Yevamot 47b tells us Shammai and Hillel decreed yichud for a non-Jewish woman (with whom sexual relations are prohibited, but are not one of the arayot); they did so after Rut’s interaction with Boaz in the fields, I think because that showed that being alone together can also lead to marriage, not “just” sex.
Two Forms of Discipline for Yichud
I am going more slowly with these halachot than usual both because these are practical concerns in our times and also because my experience is that people dismiss the temptations of sexuality more casually than they should. Se’if three points out the violation of yichud was supposed to bring makkat mardut, a court administering lashes until the miscreants committed to observing these rules going forward. (Makkat mardut usually indicate a rabbinic violation, but they are also administered for violations of Torah laws that have no other punishment).
If the woman in the yichud situation is married to someone else, the court will not give her lashes, for fear people will say she had an affair, and deride her children as mamzerim, illegitimate and prohibited from marrying ordinary Jews. Tur says we also do not take yichud to prove she had the affair. For example, should her husband pass away, she could marry a kohen, because we do not view her as a woman who has had an adulterous affair.

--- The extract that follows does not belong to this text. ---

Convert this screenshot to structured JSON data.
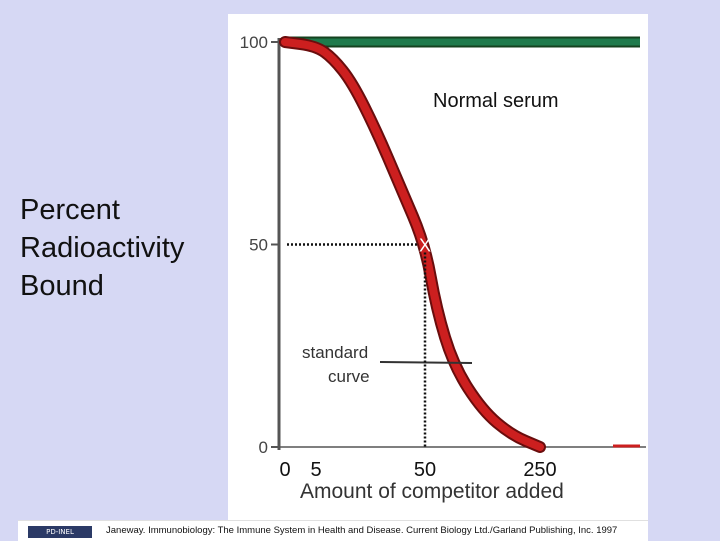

Bach thought the court would lash the man who had yichud with this married woman (since the children won’t be linked to him), but Beit Shemuel still worried the reports would rebound onto her, and her innocent children, and therefore disagreed.
We’ll stop here; I hope to finish this next time, but I hope you agree with me it is worth making our way deliberately, to remind ourselves both of the specifics and the general attitude, that human sexuality appears where it appears, can easily and suddenly feel irresistible, such that our best course of action is to put into place the firm and clear safeguards halachah taught us.